İşte bu zaviyeden bakınca senaryosuna emek harcanmış filmlerin tadı bir başka oluyor.
‘Anons’ bunlardan biri…
Uzun zaman Ercan Kesal ile Mahmut Fazıl Coşkun’un kafa kafaya verip senaryo yazdığını biliyordum. Hatta bu süreç 2 yola yayıldı sanırım.
Minimalist bir çalışmada derinlikli senaryo hayata geçirebilmek elbette zor. Daha doğrusu, yöntemin minimalist olmasının doğuracağı dezavantajları bertaraf edebilmek kolay değil.
Yönetmen Mahmut Fazıl Coşkun’un Uzak İhtimal’i ve Yozgat Blues’u da bu çerçevede başarılıydı. Ancak Anons’ta ayrı bir tat var. Filmin özelikle diyalogları çok iyi. Filmdeki komedi unsurunun da taşıyıcı kolonları olan diyaloglardaki Ercan Kesal etkisi kendini hissettiriyor.
İşte bu bağlama öncelikle senaryosunda başlayan bir başarıya sahip Anons. Konusu itibariyle zaten sinemamızda ayrı bir yerde duracağı belli. Ancak biçimiyle Mahmut Fazıl Coşkun sinemasını sağlamlaştıran ve bir yandan da bazı unsurları itibariyle yenileştiren bir manzara hakim.
Genel olarak dingin bir kamera dili ve sakin olmasına rağmen güçlü oyunculuğu tercih eden Coşkun, Anons ile kamerasını daha çok sabitlemiş. Uzun ve sabit planları çoğaltmış. Konuşanı değil karşısındakini muhatap alan mizansen yöntemiyle de seyirciye daha çok zikretme alanı bırakmış.
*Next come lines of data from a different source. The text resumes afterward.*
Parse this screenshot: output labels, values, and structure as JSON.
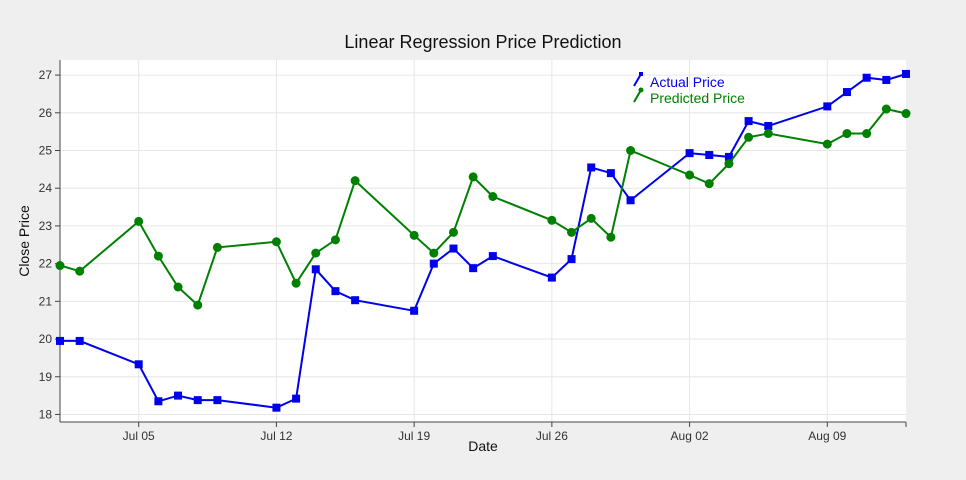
{
  "chart_data": {
    "type": "line",
    "title": "Linear Regression Price Prediction",
    "xlabel": "Date",
    "ylabel": "Close Price",
    "x_axis_type": "date",
    "xlim": [
      "2023-07-01",
      "2023-08-13"
    ],
    "ylim": [
      17.8,
      27.4
    ],
    "x_ticks": [
      {
        "date": "2023-07-05",
        "label": "Jul 05"
      },
      {
        "date": "2023-07-12",
        "label": "Jul 12"
      },
      {
        "date": "2023-07-19",
        "label": "Jul 19"
      },
      {
        "date": "2023-07-26",
        "label": "Jul 26"
      },
      {
        "date": "2023-08-02",
        "label": "Aug 02"
      },
      {
        "date": "2023-08-09",
        "label": "Aug 09"
      }
    ],
    "y_ticks": [
      18,
      19,
      20,
      21,
      22,
      23,
      24,
      25,
      26,
      27
    ],
    "grid": true,
    "legend_position": "top-right",
    "series": [
      {
        "name": "Actual Price",
        "color": "#0000ee",
        "marker": "square",
        "points": [
          {
            "x": "2023-07-01",
            "y": 19.95
          },
          {
            "x": "2023-07-02",
            "y": 19.95
          },
          {
            "x": "2023-07-05",
            "y": 19.33
          },
          {
            "x": "2023-07-06",
            "y": 18.35
          },
          {
            "x": "2023-07-07",
            "y": 18.5
          },
          {
            "x": "2023-07-08",
            "y": 18.38
          },
          {
            "x": "2023-07-09",
            "y": 18.38
          },
          {
            "x": "2023-07-12",
            "y": 18.18
          },
          {
            "x": "2023-07-13",
            "y": 18.42
          },
          {
            "x": "2023-07-14",
            "y": 21.85
          },
          {
            "x": "2023-07-15",
            "y": 21.27
          },
          {
            "x": "2023-07-16",
            "y": 21.03
          },
          {
            "x": "2023-07-19",
            "y": 20.75
          },
          {
            "x": "2023-07-20",
            "y": 22.0
          },
          {
            "x": "2023-07-21",
            "y": 22.4
          },
          {
            "x": "2023-07-22",
            "y": 21.88
          },
          {
            "x": "2023-07-23",
            "y": 22.2
          },
          {
            "x": "2023-07-26",
            "y": 21.63
          },
          {
            "x": "2023-07-27",
            "y": 22.12
          },
          {
            "x": "2023-07-28",
            "y": 24.55
          },
          {
            "x": "2023-07-29",
            "y": 24.4
          },
          {
            "x": "2023-07-30",
            "y": 23.68
          },
          {
            "x": "2023-08-02",
            "y": 24.93
          },
          {
            "x": "2023-08-03",
            "y": 24.88
          },
          {
            "x": "2023-08-04",
            "y": 24.83
          },
          {
            "x": "2023-08-05",
            "y": 25.78
          },
          {
            "x": "2023-08-06",
            "y": 25.65
          },
          {
            "x": "2023-08-09",
            "y": 26.17
          },
          {
            "x": "2023-08-10",
            "y": 26.55
          },
          {
            "x": "2023-08-11",
            "y": 26.93
          },
          {
            "x": "2023-08-12",
            "y": 26.87
          },
          {
            "x": "2023-08-13",
            "y": 27.03
          }
        ]
      },
      {
        "name": "Predicted Price",
        "color": "#008000",
        "marker": "circle",
        "points": [
          {
            "x": "2023-07-01",
            "y": 21.95
          },
          {
            "x": "2023-07-02",
            "y": 21.8
          },
          {
            "x": "2023-07-05",
            "y": 23.12
          },
          {
            "x": "2023-07-06",
            "y": 22.2
          },
          {
            "x": "2023-07-07",
            "y": 21.38
          },
          {
            "x": "2023-07-08",
            "y": 20.9
          },
          {
            "x": "2023-07-09",
            "y": 22.43
          },
          {
            "x": "2023-07-12",
            "y": 22.58
          },
          {
            "x": "2023-07-13",
            "y": 21.48
          },
          {
            "x": "2023-07-14",
            "y": 22.28
          },
          {
            "x": "2023-07-15",
            "y": 22.63
          },
          {
            "x": "2023-07-16",
            "y": 24.2
          },
          {
            "x": "2023-07-19",
            "y": 22.75
          },
          {
            "x": "2023-07-20",
            "y": 22.28
          },
          {
            "x": "2023-07-21",
            "y": 22.83
          },
          {
            "x": "2023-07-22",
            "y": 24.3
          },
          {
            "x": "2023-07-23",
            "y": 23.78
          },
          {
            "x": "2023-07-26",
            "y": 23.15
          },
          {
            "x": "2023-07-27",
            "y": 22.83
          },
          {
            "x": "2023-07-28",
            "y": 23.2
          },
          {
            "x": "2023-07-29",
            "y": 22.7
          },
          {
            "x": "2023-07-30",
            "y": 25.0
          },
          {
            "x": "2023-08-02",
            "y": 24.35
          },
          {
            "x": "2023-08-03",
            "y": 24.12
          },
          {
            "x": "2023-08-04",
            "y": 24.65
          },
          {
            "x": "2023-08-05",
            "y": 25.35
          },
          {
            "x": "2023-08-06",
            "y": 25.45
          },
          {
            "x": "2023-08-09",
            "y": 25.17
          },
          {
            "x": "2023-08-10",
            "y": 25.45
          },
          {
            "x": "2023-08-11",
            "y": 25.45
          },
          {
            "x": "2023-08-12",
            "y": 26.1
          },
          {
            "x": "2023-08-13",
            "y": 25.98
          }
        ]
      }
    ]
  }
}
Genel manada bir Kuzey Avrupa ve Doğu Bloğu filmi izlediğiniz izlenimi doğuyor. Fekat bu, Mahmut Fazıl Coşkun’un özgün dilinin gücünü gölgede bırakacak bir şey değil.
Konusuna gelecek olursak…
1963 senesidir… Ordudan tasfiye edilmiş bir grup asker darbe hazırlığındadır. İstanbul’daki dört askerin vazifesi, İstanbul Radyosu’ndan darbe yapıldığı anonsunu yapmaktır. Ama bu kolay olmayacaktır. Hayatın sıradan bazı unsurları, cuntacı askerlerin önüne engel olarak çıkar.
Senaryosu 15 Temmuz’dan önce yazılan filmin hazırlıkları devam ederken darbe girişimi olur. Bunun üzerine Mahmut Fazıl Coşkun ve Ercan Kesal senaryoyu revize eder. Kuvvetle muhtemel de cuntacılara mani olan ‘sivil unsurlar’ vurgusu böylece artar.
Filmin oyunculukları, ne yaptığını bilen bir yönetmenin elinden çıkmış çalışmaya yakışır nitelikte… Kameranın dingin sularında sırıtmayan ve başarılı atmosferin en sahici yönlerinden biri olarak oyunculuklar göz dolduruyor.
Anons’un, Mahmut Fazıl Coşkun sinemasına ivme kazandıracak başarılı bir çalışma olduğu çok açık.
Ercan Kesal kaleminin dingin bir atmosferi canlandıracak diyalogları nasıl dans ettirdiğini görmek de Anons’un en keyifli yanlarından.
Anons’u; bir darbe girişimini durduran sıradan unsurlarını, sinemayı hareketlendiren dingin unsurların vurgusu ile anlatan iyi bir film olarak tanımlayabilirim.
Bir yönetmenin, konu ile biçimsel dili böylesine buluşturması da başlı başına başarı.